At the Oct. 1 Port council meeting, then Councillor Charleen O’Brien-Anderson said she heard people in town saying “shifty” things happened during the nomination process, and noted it was the first time the current village staff had handled a local election.
“I think in afterthought, perhaps a period of re-nomination should have happened to take away all doubt from our residents in town that anything nefarious was going on,” O’Brien-Anderson said.
Under B.C.’s local election rules, the nomination period can only be extended if there aren’t enough candidates running for the number of seats — something that happened in Masset this year, but not in Port Clements.
Ruby Decock, the chief administrative officer and chief election officer for Port Clements, said there would have been time to fix all the problems if the everyone had just filed earlier.
Everyone had 10 days to file, Decock said, and a week after that to withdraw. Still, three candidates filed their nomination papers just an hour before the Sept. 14 deadline, when it was too late for them to get a new nominator if they needed one, or to find a legal witness for solemn declarations if they were out of town.

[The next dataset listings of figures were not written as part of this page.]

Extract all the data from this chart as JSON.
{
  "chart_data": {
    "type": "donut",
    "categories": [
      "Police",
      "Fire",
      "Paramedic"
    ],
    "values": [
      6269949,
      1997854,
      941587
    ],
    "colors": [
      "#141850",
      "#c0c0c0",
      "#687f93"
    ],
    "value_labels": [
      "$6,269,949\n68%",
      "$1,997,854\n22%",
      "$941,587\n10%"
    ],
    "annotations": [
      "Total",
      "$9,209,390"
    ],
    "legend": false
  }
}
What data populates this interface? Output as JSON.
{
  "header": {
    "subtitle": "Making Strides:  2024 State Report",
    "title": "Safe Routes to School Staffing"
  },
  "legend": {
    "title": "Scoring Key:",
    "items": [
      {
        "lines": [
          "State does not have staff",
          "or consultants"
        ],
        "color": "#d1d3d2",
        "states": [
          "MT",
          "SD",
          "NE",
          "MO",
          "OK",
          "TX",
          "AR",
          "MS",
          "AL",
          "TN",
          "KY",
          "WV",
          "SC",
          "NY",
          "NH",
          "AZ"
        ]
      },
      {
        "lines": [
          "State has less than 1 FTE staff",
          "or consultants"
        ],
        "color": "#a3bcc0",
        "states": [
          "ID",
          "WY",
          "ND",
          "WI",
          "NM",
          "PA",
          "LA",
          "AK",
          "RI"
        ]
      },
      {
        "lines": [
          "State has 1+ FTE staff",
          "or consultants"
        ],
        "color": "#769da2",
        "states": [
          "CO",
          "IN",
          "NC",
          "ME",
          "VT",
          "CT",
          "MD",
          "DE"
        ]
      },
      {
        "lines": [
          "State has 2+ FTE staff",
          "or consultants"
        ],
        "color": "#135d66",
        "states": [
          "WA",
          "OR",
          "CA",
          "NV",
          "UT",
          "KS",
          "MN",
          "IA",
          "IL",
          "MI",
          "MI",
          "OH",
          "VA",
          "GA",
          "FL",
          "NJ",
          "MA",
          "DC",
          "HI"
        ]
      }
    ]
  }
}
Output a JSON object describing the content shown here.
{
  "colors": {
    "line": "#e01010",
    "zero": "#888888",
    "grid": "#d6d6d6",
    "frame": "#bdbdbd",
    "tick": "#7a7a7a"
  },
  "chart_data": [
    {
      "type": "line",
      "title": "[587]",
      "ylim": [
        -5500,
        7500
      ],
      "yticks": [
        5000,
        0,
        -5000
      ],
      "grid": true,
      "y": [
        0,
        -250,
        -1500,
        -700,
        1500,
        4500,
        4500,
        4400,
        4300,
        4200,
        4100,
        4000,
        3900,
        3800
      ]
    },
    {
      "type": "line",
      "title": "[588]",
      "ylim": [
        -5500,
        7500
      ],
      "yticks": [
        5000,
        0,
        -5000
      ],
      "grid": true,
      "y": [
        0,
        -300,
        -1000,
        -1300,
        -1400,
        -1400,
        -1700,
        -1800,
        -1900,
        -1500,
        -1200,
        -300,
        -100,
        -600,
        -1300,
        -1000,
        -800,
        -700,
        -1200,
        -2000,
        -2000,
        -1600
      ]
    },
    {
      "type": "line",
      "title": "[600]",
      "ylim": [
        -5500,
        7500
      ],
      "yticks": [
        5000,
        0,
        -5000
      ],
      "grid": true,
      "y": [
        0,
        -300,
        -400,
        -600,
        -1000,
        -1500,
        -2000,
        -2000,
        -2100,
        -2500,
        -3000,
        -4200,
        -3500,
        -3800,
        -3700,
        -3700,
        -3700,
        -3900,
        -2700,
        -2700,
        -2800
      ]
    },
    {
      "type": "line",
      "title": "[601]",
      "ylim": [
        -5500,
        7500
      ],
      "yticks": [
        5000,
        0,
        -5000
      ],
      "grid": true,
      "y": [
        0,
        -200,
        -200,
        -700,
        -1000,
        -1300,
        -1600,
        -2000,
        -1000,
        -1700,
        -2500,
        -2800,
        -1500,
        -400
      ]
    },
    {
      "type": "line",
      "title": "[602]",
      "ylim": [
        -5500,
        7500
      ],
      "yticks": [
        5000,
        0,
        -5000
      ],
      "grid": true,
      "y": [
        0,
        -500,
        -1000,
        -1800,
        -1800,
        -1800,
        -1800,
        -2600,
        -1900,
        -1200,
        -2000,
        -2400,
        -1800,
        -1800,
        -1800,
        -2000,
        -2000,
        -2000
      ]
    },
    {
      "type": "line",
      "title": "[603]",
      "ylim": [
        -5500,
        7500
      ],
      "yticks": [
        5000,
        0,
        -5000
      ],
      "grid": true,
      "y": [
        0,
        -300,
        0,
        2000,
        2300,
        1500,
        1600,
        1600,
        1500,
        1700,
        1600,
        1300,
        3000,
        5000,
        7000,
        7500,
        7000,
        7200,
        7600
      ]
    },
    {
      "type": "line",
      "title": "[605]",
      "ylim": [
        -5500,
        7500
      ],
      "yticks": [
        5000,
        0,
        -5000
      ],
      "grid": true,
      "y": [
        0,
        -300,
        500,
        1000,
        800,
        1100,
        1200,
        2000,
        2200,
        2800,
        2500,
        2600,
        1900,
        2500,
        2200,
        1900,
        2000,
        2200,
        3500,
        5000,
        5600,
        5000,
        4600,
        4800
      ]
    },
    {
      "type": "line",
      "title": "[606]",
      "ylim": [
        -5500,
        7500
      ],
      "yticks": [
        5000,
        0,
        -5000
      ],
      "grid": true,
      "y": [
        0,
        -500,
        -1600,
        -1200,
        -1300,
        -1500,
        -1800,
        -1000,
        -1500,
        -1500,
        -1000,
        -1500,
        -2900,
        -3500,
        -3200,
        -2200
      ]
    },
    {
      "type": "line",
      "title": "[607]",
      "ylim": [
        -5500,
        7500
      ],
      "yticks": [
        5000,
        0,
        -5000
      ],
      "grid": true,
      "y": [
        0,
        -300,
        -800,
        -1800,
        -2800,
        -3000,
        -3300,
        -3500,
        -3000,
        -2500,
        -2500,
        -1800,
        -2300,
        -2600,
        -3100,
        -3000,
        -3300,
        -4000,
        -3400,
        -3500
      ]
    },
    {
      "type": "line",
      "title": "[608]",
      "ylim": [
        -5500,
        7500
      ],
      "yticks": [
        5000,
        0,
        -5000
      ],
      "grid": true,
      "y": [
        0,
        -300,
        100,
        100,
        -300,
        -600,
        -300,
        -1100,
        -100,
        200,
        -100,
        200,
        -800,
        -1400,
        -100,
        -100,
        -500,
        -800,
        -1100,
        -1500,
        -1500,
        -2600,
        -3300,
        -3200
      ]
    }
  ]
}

“It was a real stressful time for myself and the deputy clerk,” Decock said, noting that she tried to witness Thomas’ declarations over the phone, but was told by the B.C. attorney general’s office that wasn’t possible.
“I’m sorry,” she said. “I tried, but I can’t bend the rules.”
Doug Daugert, who was acclaimed as mayor of Port Clements, said it was too bad Urs Thomas was unable to run.
“I was hoping Mayor Thomas would run, because then the people would have a choice in Port Clements, which is a good thing,” he said.
“And if I lost, I would be free with no guilty conscience!’
Anyone who would like to run in Port Clements’ next general election can file their nomination package starting at 9 a.m. on Tuesday, Sept. 30, 2022.